Heartland serves as a personal tour through some of the persistent trials of working-class life in the American Midwest: urbanization and the death of the family farm, an inability to afford health insurance and the threat of toxins encountered in the workplace, and the elusive dream of home ownership. Like Vance, Smarsh has escaped most of the worst possibilities through determination and education, so is able to bring an outsider’s clarity to the issues. At times she has a tendency to harp on the same points, though, adding in generalizations about the effects of poverty rather than just letting her family’s stories speak for themselves.

The oddest thing about Smarsh’s memoir – and I am certainly not the first reviewer to mention this since the book’s U.S. release in September – is who it’s directed to: her never-to-be-born daughter, “August”. Teen pregnancy was the family curse Smarsh was most desperate to avoid, and even now that she’s in her late thirties, a journalist and academic returned to Kansas after years on the East Coast, she remains childless. August is who Smarsh had in mind while working two or more jobs all through high school, earning higher degrees and buying her dream home. All along she was saving August from the hardships of a poor upbringing.
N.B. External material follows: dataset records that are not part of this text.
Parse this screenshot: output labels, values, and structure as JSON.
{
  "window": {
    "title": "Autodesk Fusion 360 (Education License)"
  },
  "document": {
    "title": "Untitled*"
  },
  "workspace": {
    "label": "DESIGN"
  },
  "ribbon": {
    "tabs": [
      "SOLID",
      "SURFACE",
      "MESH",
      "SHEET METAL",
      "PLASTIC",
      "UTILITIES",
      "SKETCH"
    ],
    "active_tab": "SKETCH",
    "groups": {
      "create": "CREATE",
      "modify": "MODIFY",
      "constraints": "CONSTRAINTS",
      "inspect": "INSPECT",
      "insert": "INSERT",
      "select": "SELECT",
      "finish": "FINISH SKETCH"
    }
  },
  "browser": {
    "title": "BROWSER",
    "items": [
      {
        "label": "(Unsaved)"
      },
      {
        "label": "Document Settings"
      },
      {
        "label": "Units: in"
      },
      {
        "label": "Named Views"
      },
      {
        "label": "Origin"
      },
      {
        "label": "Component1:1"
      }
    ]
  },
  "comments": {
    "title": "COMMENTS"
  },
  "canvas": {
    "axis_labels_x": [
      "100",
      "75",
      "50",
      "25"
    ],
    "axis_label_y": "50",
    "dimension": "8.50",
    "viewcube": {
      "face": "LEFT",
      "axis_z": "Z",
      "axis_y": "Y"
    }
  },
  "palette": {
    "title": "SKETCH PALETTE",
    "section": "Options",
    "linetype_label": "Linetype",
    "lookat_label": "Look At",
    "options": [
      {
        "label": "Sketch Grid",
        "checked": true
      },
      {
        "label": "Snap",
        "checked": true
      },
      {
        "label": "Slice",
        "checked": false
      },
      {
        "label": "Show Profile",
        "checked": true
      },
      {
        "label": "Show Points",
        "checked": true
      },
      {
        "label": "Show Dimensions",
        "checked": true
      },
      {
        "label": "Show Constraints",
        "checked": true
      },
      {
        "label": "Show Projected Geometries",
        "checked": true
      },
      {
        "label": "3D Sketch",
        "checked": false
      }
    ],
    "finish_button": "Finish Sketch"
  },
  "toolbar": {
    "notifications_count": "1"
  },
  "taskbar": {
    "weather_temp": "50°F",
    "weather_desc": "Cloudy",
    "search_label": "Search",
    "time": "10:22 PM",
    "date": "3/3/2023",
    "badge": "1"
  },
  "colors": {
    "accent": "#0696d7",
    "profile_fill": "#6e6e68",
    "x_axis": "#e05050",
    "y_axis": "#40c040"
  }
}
While the unborn child is a potent symbol, it can be disorienting after pages of “I” to come across a “you” and have to readjust to who is being addressed.

Heartland is a striking book, not without its challenges to the reader, but one that I ultimately found rewarding to read in short bursts of 10 to 20 pages at a time. It’s worthwhile for anyone interested in what it’s really like to be poor in America.

My rating:

 

A favorite passage:

“My life has been a bridge between two places: the working poor and ‘higher’ economic classes. The city and the country. College-educated coworkers and disenfranchised loved ones. A somewhat conservative upbringing and a liberal adulthood. Home in the middle of the country and work on the East Coast. The physical world where I talk to people and the formless dimension where I talk to you.”

 


Heartland: A Memoir of Working Hard and Being Broke in the Richest Country on Earth was published by Scribe UK on November 8th. My thanks to the publisher for a free copy for review.